Since the start of November, the BTC price has increased by nearly $3,500. Even despite the retreat, November 2020 may enter Bitcoin's history as one of the strongest bullish months.
Leveraged traders play added fuel to the flame
BTC dropped from $19,500 to $16,200 within hours on Thursday as profit-taking on approach to the all-time high triggered massive liquidations of overleveraged longs in derivatives on large cryptocurrency exchanges.
According to ByBit, nearly $2 billion were wiped away within a few hours once the correction started.
Historical data on leveraged positions liquidation
Long positions became too costly for the marginal traders as the funding rate rose to a multi-month high of 0.098% in the past few days amid a sharp price increase. The funding rate is the cost marginal traders have to pay for holding long positions in the perpetual futures market. It is decided and paid every eight hours. After the BTC price heavy downward correction, it dropped to 0.02%.

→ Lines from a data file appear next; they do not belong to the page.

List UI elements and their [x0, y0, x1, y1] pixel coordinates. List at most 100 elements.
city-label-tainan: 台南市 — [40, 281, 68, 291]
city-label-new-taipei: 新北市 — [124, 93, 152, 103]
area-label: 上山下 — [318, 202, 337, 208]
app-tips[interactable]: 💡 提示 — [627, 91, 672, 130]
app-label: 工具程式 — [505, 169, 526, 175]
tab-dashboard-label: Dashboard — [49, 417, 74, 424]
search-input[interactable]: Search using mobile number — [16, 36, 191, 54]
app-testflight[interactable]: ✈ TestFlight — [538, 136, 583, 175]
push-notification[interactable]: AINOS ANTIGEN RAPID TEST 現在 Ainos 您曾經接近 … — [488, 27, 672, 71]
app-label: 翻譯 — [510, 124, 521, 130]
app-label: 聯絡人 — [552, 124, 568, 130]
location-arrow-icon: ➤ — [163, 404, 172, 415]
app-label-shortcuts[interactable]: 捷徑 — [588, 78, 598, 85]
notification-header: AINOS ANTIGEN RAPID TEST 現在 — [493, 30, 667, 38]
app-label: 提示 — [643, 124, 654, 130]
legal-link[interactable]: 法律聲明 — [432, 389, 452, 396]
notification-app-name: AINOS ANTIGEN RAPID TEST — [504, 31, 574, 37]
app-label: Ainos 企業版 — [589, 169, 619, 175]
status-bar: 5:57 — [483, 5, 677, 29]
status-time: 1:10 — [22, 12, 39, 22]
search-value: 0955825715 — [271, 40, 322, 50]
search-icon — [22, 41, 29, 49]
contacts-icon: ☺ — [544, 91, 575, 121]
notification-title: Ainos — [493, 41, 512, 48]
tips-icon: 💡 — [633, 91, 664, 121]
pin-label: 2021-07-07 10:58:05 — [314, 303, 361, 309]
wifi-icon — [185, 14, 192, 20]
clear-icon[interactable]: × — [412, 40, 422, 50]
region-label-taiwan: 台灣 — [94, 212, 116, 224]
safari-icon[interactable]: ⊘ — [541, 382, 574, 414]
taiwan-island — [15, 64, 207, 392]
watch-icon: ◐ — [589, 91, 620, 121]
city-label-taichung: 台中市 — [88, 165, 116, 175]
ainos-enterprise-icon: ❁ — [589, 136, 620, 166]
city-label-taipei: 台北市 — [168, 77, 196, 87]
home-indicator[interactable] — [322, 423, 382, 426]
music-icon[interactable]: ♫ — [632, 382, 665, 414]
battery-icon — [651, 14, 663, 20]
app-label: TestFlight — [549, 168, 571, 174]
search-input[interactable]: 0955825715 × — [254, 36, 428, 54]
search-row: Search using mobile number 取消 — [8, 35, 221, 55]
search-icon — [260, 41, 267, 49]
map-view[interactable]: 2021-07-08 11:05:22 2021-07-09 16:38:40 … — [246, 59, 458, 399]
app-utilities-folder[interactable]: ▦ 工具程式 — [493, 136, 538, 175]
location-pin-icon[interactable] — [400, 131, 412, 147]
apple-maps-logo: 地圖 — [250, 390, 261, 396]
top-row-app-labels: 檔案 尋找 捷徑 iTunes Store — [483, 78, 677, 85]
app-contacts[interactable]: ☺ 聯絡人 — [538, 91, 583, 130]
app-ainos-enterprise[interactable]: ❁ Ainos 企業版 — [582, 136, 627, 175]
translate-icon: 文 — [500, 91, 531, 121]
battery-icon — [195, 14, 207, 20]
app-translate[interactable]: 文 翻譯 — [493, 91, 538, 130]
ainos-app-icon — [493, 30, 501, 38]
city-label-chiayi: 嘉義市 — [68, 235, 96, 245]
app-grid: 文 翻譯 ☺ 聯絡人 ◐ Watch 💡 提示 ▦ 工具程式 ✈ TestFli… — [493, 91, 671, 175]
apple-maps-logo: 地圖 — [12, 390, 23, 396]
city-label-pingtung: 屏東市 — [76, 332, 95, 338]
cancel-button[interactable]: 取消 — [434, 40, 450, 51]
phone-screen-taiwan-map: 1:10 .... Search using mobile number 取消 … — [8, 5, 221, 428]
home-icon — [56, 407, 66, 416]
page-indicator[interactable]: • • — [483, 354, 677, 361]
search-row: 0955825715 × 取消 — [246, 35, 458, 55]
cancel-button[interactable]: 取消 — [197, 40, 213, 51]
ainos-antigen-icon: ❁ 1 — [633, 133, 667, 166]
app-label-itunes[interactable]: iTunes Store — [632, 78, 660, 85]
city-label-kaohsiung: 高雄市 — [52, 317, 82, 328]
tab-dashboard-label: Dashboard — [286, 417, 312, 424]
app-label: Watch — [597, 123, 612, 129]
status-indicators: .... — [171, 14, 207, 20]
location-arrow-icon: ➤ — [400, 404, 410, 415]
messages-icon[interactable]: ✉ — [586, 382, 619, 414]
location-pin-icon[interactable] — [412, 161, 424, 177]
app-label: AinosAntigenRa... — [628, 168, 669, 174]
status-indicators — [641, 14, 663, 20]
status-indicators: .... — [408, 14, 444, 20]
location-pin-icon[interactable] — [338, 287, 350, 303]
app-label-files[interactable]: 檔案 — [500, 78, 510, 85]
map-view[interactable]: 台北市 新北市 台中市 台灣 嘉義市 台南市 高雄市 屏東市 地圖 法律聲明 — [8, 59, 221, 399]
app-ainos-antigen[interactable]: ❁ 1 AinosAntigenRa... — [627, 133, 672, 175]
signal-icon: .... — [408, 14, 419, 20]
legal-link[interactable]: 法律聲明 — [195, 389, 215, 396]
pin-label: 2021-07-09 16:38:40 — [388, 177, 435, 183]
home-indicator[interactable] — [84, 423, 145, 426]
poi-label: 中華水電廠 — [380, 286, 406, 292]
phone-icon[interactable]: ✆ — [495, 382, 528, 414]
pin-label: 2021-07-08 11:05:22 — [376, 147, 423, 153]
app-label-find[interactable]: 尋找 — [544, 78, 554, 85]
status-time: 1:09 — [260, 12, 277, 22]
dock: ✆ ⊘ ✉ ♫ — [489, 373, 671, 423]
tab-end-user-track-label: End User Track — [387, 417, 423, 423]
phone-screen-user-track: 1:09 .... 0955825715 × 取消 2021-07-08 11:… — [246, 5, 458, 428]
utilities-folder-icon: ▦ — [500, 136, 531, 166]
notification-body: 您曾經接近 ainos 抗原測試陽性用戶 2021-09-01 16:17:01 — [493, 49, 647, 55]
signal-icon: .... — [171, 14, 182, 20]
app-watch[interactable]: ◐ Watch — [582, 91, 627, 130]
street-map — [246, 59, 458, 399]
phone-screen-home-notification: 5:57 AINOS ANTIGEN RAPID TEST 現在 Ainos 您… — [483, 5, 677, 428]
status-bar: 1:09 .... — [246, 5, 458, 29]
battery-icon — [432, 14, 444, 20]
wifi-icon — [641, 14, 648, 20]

Traders found reasons to book profit
The financial markets are sentiment-driven in most cases. In some periods, traders see their glass half-full and they filter only positive news, driving the prices to new highs. At other times they refocus on negative information and the trend changes.

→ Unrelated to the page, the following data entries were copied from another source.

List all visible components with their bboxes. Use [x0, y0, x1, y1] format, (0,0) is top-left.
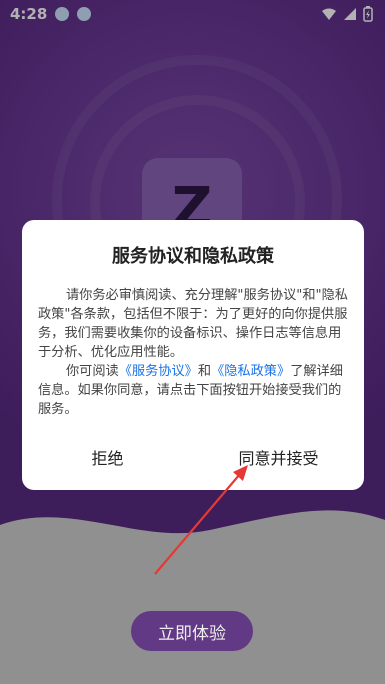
dialog-text: 和: [197, 364, 212, 379]
dialog-title: 服务协议和隐私政策: [112, 246, 274, 267]
start-experience-button[interactable]: 立即体验: [131, 611, 253, 651]
service-agreement-link[interactable]: 《服务协议》: [119, 364, 198, 379]
dialog-paragraph: 请你务必审慎阅读、充分理解"服务协议"和"隐私政策"各条款，包括但不限于：为了更…: [38, 288, 348, 360]
privacy-dialog: 服务协议和隐私政策 请你务必审慎阅读、充分理解"服务协议"和"隐私政策"各条款，…: [22, 220, 364, 490]
reject-button[interactable]: 拒绝: [22, 438, 193, 478]
dialog-paragraph: 你可阅读《服务协议》和《隐私政策》了解详细信息。如果你同意，请点击下面按钮开始接…: [38, 362, 350, 419]
privacy-policy-link[interactable]: 《隐私政策》: [211, 364, 290, 379]
dialog-text: 你可阅读: [66, 364, 119, 379]
dialog-body: 请你务必审慎阅读、充分理解"服务协议"和"隐私政策"各条款，包括但不限于：为了更…: [38, 286, 350, 419]
dialog-button-row: 拒绝 同意并接受: [22, 438, 364, 478]
accept-button[interactable]: 同意并接受: [193, 438, 364, 478]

That's what happened this week. The bearish fundamental factors started to pile up and reached a critical mass, triggering a correction. Below are a few factors that might have forced traders to begin taking profit ahead of a historical record.

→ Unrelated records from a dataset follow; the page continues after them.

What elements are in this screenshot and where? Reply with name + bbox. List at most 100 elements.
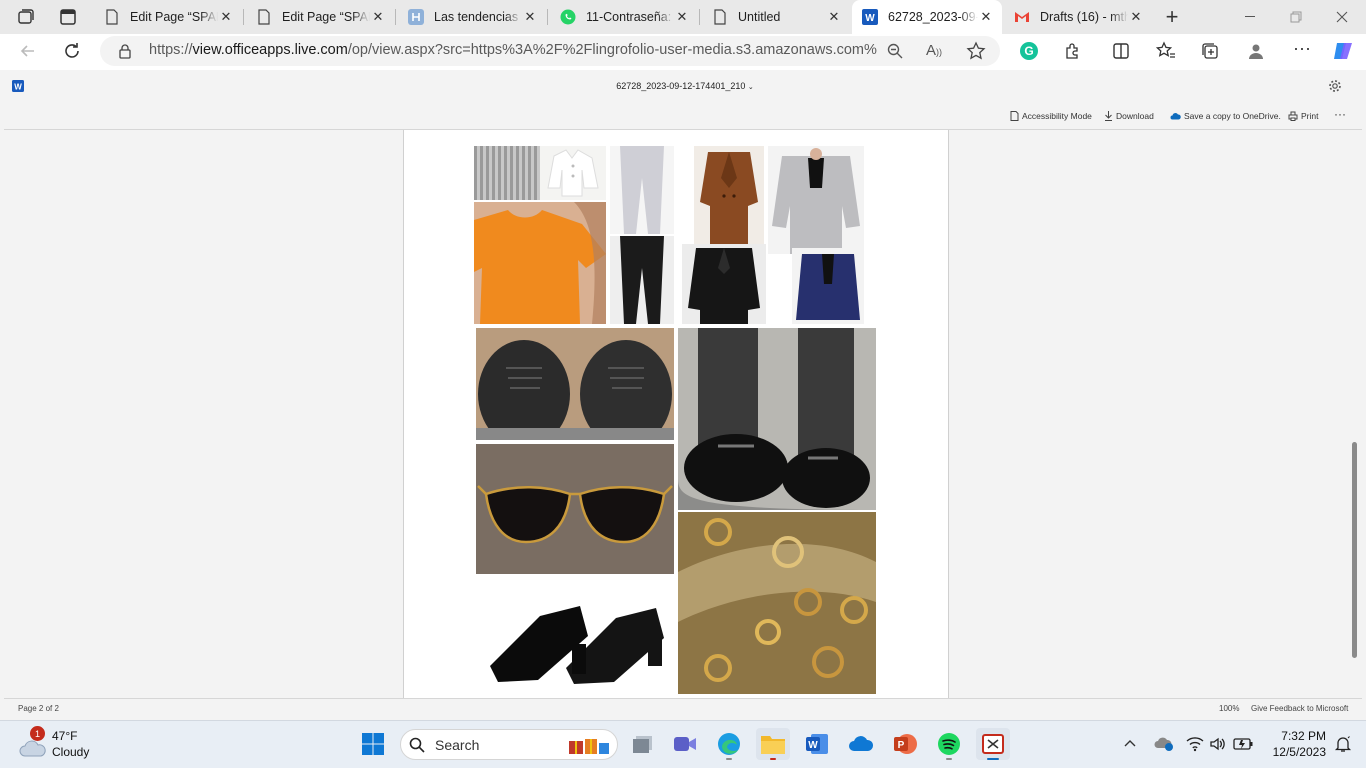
word-taskbar-icon[interactable]: W: [800, 728, 834, 760]
url-text[interactable]: https://view.officeapps.live.com/op/view…: [149, 42, 877, 58]
chevron-down-icon: ⌄: [747, 84, 754, 91]
close-tab-icon[interactable]: ✕: [826, 9, 842, 25]
new-tab-button[interactable]: +: [1158, 3, 1186, 31]
page-icon: [256, 9, 272, 25]
browser-tab[interactable]: Las tendencias de ✕: [398, 0, 546, 34]
tab-title: Drafts (16) - mth: [1040, 10, 1128, 24]
image-gray-leggings: [610, 146, 674, 234]
browser-tab[interactable]: Drafts (16) - mth ✕: [1004, 0, 1152, 34]
profile-icon[interactable]: [1246, 41, 1266, 61]
scrollbar-thumb[interactable]: [1352, 442, 1357, 658]
taskbar-search[interactable]: Search: [400, 729, 618, 760]
document-page: [403, 130, 949, 698]
lock-icon[interactable]: [118, 43, 132, 59]
document-title[interactable]: 62728_2023-09-12-174401_210 ⌄: [560, 81, 810, 91]
onedrive-taskbar-icon[interactable]: [844, 728, 878, 760]
browser-tab[interactable]: 11-Contraseña: P ✕: [550, 0, 698, 34]
tab-title: 11-Contraseña: P: [586, 10, 674, 24]
notification-bell-icon[interactable]: [1334, 735, 1352, 753]
snipping-tool-icon[interactable]: [976, 728, 1010, 760]
close-tab-icon[interactable]: ✕: [978, 9, 994, 25]
show-hidden-icons-chevron-icon[interactable]: [1122, 736, 1138, 752]
save-to-onedrive-button[interactable]: Save a copy to OneDrive.: [1170, 111, 1281, 121]
restore-button[interactable]: [1286, 8, 1306, 26]
copilot-icon[interactable]: [1331, 39, 1355, 63]
collections-icon[interactable]: [1200, 41, 1220, 61]
download-button[interactable]: Download: [1104, 111, 1154, 121]
battery-icon[interactable]: [1233, 737, 1253, 751]
gear-icon[interactable]: [1328, 79, 1342, 93]
spotify-icon[interactable]: [932, 728, 966, 760]
image-black-sneakers: [476, 328, 674, 440]
image-black-leggings: [610, 236, 674, 324]
weather-widget[interactable]: 1 47°F Cloudy: [14, 726, 124, 762]
accessibility-mode-button[interactable]: Accessibility Mode: [1010, 111, 1092, 121]
minimize-button[interactable]: [1240, 8, 1260, 26]
tab-title: Untitled: [738, 10, 781, 24]
grammarly-icon[interactable]: G: [1019, 41, 1039, 61]
close-tab-icon[interactable]: ✕: [522, 9, 538, 25]
teams-meet-icon[interactable]: [668, 728, 702, 760]
task-view-icon[interactable]: [626, 728, 660, 760]
browser-tab[interactable]: Untitled ✕: [702, 0, 850, 34]
word-viewer-header: [4, 70, 1362, 130]
close-window-button[interactable]: [1332, 8, 1352, 26]
image-black-suit: [682, 244, 766, 324]
volume-icon[interactable]: [1209, 736, 1227, 752]
edge-icon[interactable]: [712, 728, 746, 760]
whatsapp-icon: [560, 9, 576, 25]
extensions-icon[interactable]: [1063, 41, 1083, 61]
tab-title: 62728_2023-09-: [888, 10, 978, 24]
back-button[interactable]: [18, 41, 38, 61]
browser-tab[interactable]: Edit Page “SPANISH ✕: [246, 0, 394, 34]
wifi-icon[interactable]: [1186, 736, 1204, 752]
file-explorer-icon[interactable]: [756, 728, 790, 760]
image-plaid-pants: [474, 146, 540, 200]
search-placeholder: Search: [435, 737, 480, 753]
word-icon: W: [862, 9, 878, 25]
image-sunglasses: [476, 444, 674, 574]
word-app-icon[interactable]: W: [12, 80, 24, 92]
zoom-level[interactable]: 100%: [1219, 704, 1239, 713]
document-canvas: [4, 130, 1362, 698]
split-screen-icon[interactable]: [1111, 41, 1131, 61]
refresh-button[interactable]: [62, 41, 82, 61]
tab-title: Edit Page “SPANISH: [130, 10, 218, 24]
close-tab-icon[interactable]: ✕: [218, 9, 234, 25]
feedback-link[interactable]: Give Feedback to Microsoft: [1251, 704, 1348, 713]
read-aloud-icon[interactable]: A)): [926, 42, 946, 60]
browser-tab-active[interactable]: W 62728_2023-09- ✕: [852, 0, 1002, 34]
gmail-icon: [1014, 9, 1030, 25]
page-count: Page 2 of 2: [18, 704, 59, 713]
close-tab-icon[interactable]: ✕: [370, 9, 386, 25]
clock[interactable]: 7:32 PM 12/5/2023: [1262, 728, 1326, 760]
gift-icon: [569, 739, 609, 754]
onedrive-icon: [1170, 113, 1181, 120]
image-slingback-heels: [476, 576, 674, 694]
browser-tab[interactable]: Edit Page “SPANISH ✕: [94, 0, 242, 34]
powerpoint-icon[interactable]: P: [888, 728, 922, 760]
weather-condition: Cloudy: [52, 745, 90, 759]
weather-alert-badge: 1: [30, 726, 45, 741]
zoom-out-icon[interactable]: [886, 42, 904, 60]
more-options-button[interactable]: ···: [1334, 107, 1346, 121]
favorite-star-icon[interactable]: [966, 41, 986, 61]
image-gray-blazer: [768, 146, 864, 254]
image-orange-tshirt: [474, 202, 606, 324]
image-navy-blazer: [792, 248, 864, 324]
windows-icon: [362, 733, 384, 755]
favorites-icon[interactable]: [1156, 41, 1176, 61]
clock-time: 7:32 PM: [1281, 729, 1326, 743]
print-button[interactable]: Print: [1288, 111, 1318, 121]
vertical-tabs-icon[interactable]: [58, 7, 78, 27]
start-button[interactable]: [356, 728, 390, 760]
workspaces-icon[interactable]: [16, 7, 36, 27]
word-status-bar: Page 2 of 2 100% Give Feedback to Micros…: [4, 698, 1362, 718]
close-tab-icon[interactable]: ✕: [674, 9, 690, 25]
onedrive-status-icon[interactable]: [1154, 736, 1174, 752]
image-gold-rings: [678, 512, 876, 694]
cloud-icon: [19, 740, 46, 757]
close-tab-icon[interactable]: ✕: [1128, 9, 1144, 25]
settings-more-icon[interactable]: ···: [1292, 39, 1312, 61]
svg-text:P: P: [898, 740, 905, 751]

OKEx traders exacerbated the market crash
The Chinese cryptocurrency exchange resumed withdrawals on November 26. The traders of the platform had to wait for over a month before they regained access to their assets. Naturally, this even caused a massive BTC outflow from OKEx. As Bitcoin had already started trading down by that time, some of the traders rushed to cash out on their assets, increasing the selling pressure.
This development did not come as a surprise. As FXStreet had previously reported, cryptocurrency industry experts warned about potential spikes of market volatility amid massive withdrawal requests on OKEx.
Outgoing Trump administration prepares a nasty surprise
The US Treasury Secretary may be preparing legislation that will directly affect the cryptocurrency holders. The head of the largest US-based cryptocurrency exchange, Brian Armstrong, noted that the Trump administration might require financial institutions to verify the owners of self-hosted digital assets wallets.
He wrote in his Twitter account:
This sounds like a reasonable idea on the surface. Still, it is a bad idea in practice because it is often impractical to collect identifying information on a recipient in the crypto economy.
Armstrong believes that this move might undermine numerous use cases for digital assets and drive the industry towards unregulated platforms. Read more details here.
Technical indicators imply that the worst is not over
Meanwhile, on-chain data implies that BTC may face stiff resistance on approach to $18,000. IntoTheBlock's "In/Out of the Money Around Price" model suggests that nearly 700,000 addresses previously purchased over 500,000 BTC between $17,500 and $18,000. Notably, this supply wall goes all the way up to $19,000. Only a sustainable move above this area will invalidate the bearish scenario and bring the bullish trend back on track.
On the other hand, the downside seems to be less cluttered with support areas. A minor barrier sits above the recent low reached at $16,200. If it gives way and sell orders continue to pile up, BTC may quickly retreat towards $15,000 with little support on the way.
On the long-term charts, TD Sequential indicator presented a sell signal on the weekly chart in the form of a green nine candlestick. The monthly chart also contains a green eight candlestick, which might transform into a sell signal in less than a week.
BTC/USD, weekly and monthly charts
If these bearish signals are confirmed, the first target on a weekly chart comes at $13,500, which is 61.8% Fibo for the upside move from March 2020 low to the recent high. It is followed by $13,200 – 61.8% Fibo retracement for the upside move starting in December 2018, visible on the monthly chart.
Bitcoin's poll of experts
FXStreet's Bitcoin Forecast Poll worsened slightly from the previous week as the expectations on the monthly and quarterly timeframes turned neutral. The experts stay bullish only on a weekly basis. Notably, the price predictions imply that average participants bet on Bitcoin's decline below $17,000 on a quarterly basis.